The main point to take from this diagram is that the UPF (User Plane Function) implements the data plane (which 3GPP calls the User Plane). Everything else is a control plane function, where broadly speaking, AMF is responsible for mobility management, SMF is responsible for session management, and AUSF is responsible for authentication. All the other functional blocks correspond to low-level processes that AMF, SMF, and AUSF call to do their job, but for our purposes, you can think of the entire set as microservices running on commodity servers. For more details about the Mobile Core control plane, as well as examples of specific implementation choices, we recommend the Magma and SD-Core open source projects.
Magma Core Project. Linux Foundation. 2021.
SD-Core Project. Open Networking Foundation. 2021.
What is important to our discussion is that while the UPF can also be
implemented as a server-hosted microservice—just like any
software-based router—because we have access to a programmable
switching fabric, we can offload that function to the switches. This
is exactly what the
upf extension to
fabric.p4 shown in
Section 7.4 does.
But what is this extra functionality beyond forwarding IP packets? UPF performs three additional tasks. First, it encapsulates/decapsulates packets sent between to/from the base stations. These are GTP-over-UDP/IP encapsulated packets. Second, it queues packets according to the different QoS levels the operator wants to provide. Both of these tasks can be implemented in a straightforward way in P4 and the underlying programmable switches. The third task is to “hold” packets destined for a UE that has recently moved, so that no packets are dropped during the period of time the corresponding session state is in transition. This is not something that today’s P4 switches are able to support. So instead, the switch temporarily redirects those packets to a server for hold-and-replay, or alternatively, to a SmartNIC connected to those servers. MacDavid and colleagues describe the mechanism for doing this is more detail.
R. MacDavid, et al. A P4-based 5G User Plane Function. ACM SOSR. September 2021.

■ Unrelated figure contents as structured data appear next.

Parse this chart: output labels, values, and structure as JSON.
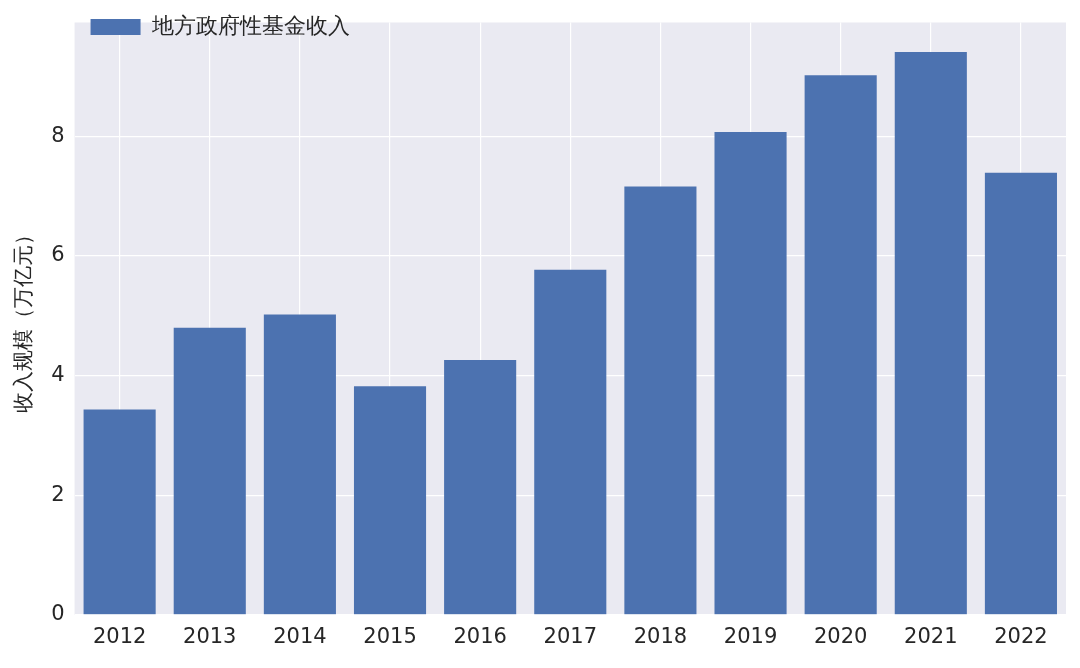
{
  "chart_data": {
    "type": "bar",
    "ylabel": "收入规模（万亿元）",
    "categories": [
      "2012",
      "2013",
      "2014",
      "2015",
      "2016",
      "2017",
      "2018",
      "2019",
      "2020",
      "2021",
      "2022"
    ],
    "series": [
      {
        "name": "地方政府性基金收入",
        "color": "#4c72b0",
        "values": [
          3.43,
          4.8,
          5.02,
          3.82,
          4.26,
          5.77,
          7.16,
          8.07,
          9.02,
          9.41,
          7.39
        ]
      }
    ],
    "ylim": [
      0,
      9.9
    ],
    "yticks": [
      0,
      2,
      4,
      6,
      8
    ],
    "grid": true,
    "legend": "top left"
  }
}
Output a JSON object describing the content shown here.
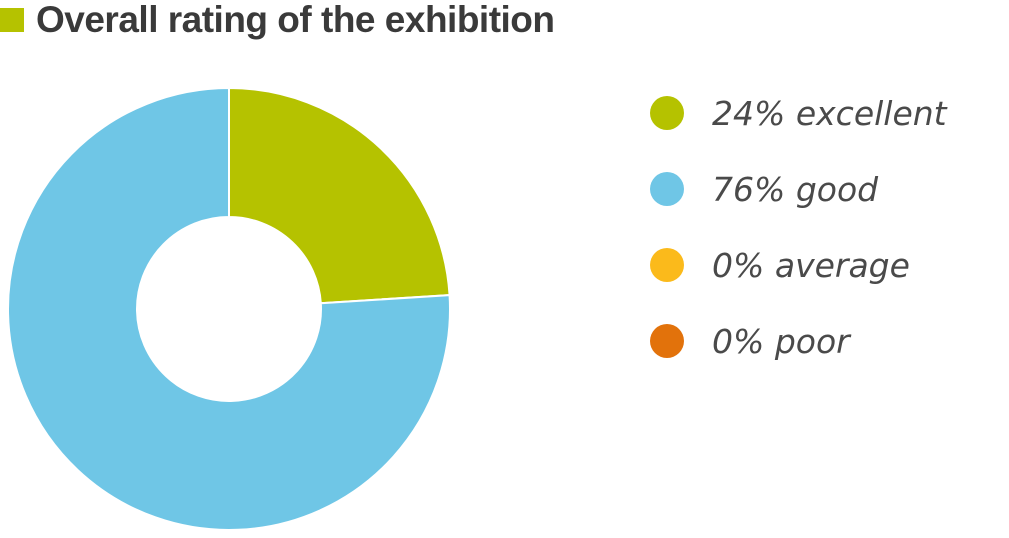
{
  "title": "Overall rating of the exhibition",
  "title_marker_color": "#b5c200",
  "chart_data": {
    "type": "pie",
    "variant": "donut",
    "title": "Overall rating of the exhibition",
    "slices": [
      {
        "label": "excellent",
        "value": 24,
        "color": "#b5c200"
      },
      {
        "label": "good",
        "value": 76,
        "color": "#6fc6e6"
      },
      {
        "label": "average",
        "value": 0,
        "color": "#fbba1b"
      },
      {
        "label": "poor",
        "value": 0,
        "color": "#e2720b"
      }
    ],
    "legend_position": "right"
  },
  "legend": [
    {
      "text": "24% excellent",
      "color": "#b5c200"
    },
    {
      "text": "76% good",
      "color": "#6fc6e6"
    },
    {
      "text": "0% average",
      "color": "#fbba1b"
    },
    {
      "text": "0% poor",
      "color": "#e2720b"
    }
  ]
}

The main takeaway from this discussion is that access networks and switching fabrics are complementary use cases for SDN that can work in tandem. The switching fabric not only interconnects servers that host access network control plane functionality (including the RIC and xApps), but the fabric also runs some data plane functionality on behalf of the access networks. When you combine all these use cases, the end result is an access-edge cloud: a modest-sized cluster built from commodity servers and switches, deployed in enterprises and other edge sites, and able to host both access network workloads and edge service workloads. Aether is an open source example of such an edge cloud, combining SD-Fabric, SD-RAN, and SD-Core in a self-contained package that can be deployed in enterprises and managed as a cloud service.
Aether: 5G-Connected Edge. Open Networking Foundation. 2021.